RECOVERY OF HEMOPOIETIC STROMAL PROGENITOR CELLS AFTER LETHAL TOTAL-BODY IRRADIATION AND BONE MARROW TRANSPLANTATION IN MICE

Abstract
The recovery of fibroblastic colony-forming units (CFU-F) in murine bone marrow hemopoietic stroma was studied during eighteen months after 9 Gy lethal total-body irradiation and reconstitution with syngeneic bone marrow cells. After an initial depletion, CFU-F numbers increased from 10% of normal values at three months to 40% at 18 months after treatment, irrespective of graft size and presence of CFU-F in the graft. Fourteen months after treatment 35% of all CFU-F present in the recipients' bone marrow was donor-derived independent of graft size.

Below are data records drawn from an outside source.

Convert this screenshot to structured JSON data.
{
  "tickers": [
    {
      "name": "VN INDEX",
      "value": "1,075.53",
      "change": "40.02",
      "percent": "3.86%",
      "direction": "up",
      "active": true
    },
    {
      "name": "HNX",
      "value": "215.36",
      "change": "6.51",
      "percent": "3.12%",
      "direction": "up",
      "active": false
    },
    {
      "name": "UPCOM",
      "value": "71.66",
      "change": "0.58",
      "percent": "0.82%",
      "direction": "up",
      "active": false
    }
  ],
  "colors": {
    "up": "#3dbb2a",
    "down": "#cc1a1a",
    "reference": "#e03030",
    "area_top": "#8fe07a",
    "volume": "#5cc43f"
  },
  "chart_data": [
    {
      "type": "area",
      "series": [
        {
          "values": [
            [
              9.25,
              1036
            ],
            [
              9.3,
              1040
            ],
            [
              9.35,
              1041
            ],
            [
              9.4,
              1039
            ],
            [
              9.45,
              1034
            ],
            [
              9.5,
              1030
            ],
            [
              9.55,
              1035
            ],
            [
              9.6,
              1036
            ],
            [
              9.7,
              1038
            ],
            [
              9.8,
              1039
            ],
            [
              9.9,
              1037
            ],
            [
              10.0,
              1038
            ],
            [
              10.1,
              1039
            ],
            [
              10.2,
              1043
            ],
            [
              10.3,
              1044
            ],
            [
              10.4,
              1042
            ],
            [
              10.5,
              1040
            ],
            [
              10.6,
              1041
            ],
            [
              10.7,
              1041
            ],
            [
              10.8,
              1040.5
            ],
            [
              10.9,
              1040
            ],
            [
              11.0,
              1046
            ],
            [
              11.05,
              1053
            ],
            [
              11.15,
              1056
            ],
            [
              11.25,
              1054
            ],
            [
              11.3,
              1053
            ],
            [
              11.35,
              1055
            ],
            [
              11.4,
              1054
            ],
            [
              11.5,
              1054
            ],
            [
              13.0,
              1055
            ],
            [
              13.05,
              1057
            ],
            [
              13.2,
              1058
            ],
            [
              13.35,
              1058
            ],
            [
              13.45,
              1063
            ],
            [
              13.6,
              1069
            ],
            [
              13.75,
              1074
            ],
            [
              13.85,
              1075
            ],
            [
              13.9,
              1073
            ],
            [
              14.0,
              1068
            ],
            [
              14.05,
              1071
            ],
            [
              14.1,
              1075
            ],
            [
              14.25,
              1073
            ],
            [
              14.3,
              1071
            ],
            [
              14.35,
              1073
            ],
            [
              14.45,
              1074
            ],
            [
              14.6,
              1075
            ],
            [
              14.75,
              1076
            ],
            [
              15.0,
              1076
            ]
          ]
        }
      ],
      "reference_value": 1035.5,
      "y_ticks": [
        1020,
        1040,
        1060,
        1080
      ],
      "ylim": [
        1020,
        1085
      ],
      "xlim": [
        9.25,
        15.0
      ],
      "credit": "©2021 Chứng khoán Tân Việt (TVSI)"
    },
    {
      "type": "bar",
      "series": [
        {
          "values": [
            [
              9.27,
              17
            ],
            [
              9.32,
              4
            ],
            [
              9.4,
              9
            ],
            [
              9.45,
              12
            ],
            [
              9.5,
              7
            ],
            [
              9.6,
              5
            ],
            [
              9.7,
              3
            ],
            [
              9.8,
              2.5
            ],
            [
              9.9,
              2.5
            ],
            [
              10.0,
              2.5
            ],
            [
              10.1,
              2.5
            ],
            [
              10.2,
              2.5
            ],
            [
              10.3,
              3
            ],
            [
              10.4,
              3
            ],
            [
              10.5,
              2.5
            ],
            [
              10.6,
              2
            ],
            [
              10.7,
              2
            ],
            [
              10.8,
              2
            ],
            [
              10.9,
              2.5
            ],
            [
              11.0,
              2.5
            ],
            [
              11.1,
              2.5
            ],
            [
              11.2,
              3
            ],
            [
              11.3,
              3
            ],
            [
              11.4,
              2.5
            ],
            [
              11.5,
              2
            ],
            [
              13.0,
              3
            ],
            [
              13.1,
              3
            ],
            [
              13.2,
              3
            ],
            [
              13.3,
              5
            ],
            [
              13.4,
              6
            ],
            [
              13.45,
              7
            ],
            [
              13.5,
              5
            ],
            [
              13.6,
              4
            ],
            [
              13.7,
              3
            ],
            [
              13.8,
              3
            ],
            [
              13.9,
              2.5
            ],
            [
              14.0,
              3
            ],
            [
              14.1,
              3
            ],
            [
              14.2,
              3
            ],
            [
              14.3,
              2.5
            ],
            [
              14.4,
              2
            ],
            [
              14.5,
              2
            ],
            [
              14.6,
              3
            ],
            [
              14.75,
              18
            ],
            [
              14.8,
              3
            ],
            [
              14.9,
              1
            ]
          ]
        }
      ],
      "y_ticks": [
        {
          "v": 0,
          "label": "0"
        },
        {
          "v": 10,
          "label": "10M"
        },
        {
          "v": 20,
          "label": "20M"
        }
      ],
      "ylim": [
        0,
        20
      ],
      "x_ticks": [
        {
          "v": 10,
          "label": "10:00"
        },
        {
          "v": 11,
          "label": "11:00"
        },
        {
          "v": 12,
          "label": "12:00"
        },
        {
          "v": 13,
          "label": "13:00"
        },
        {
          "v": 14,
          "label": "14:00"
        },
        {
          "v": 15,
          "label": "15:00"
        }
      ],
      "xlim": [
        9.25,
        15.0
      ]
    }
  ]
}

When mice were treated with high-dose lipopolysaccharide-W three months after irradiation and bone marrow transplantation, CFU-F numbers decreased to hardly detectable levels within one day, and then recovered to normal numbers four weeks later—whereas radiation control mice still had low CFU-F numbers. These data suggest that after lethal total-body irradiation the stroma still contained viable fibroblastic cells that had lost their in vitro colony-forming capacity as a result of radiation damage. In consequence there was no need for replacement of these fibroblastic cells by donor-derived or host-derived CFU-F. Only depletion of CFU-F from the bone marrow, as was induced with lipopolysaccharide, stimulated repopulation of the stroma with colony-forming fibroblastic cells.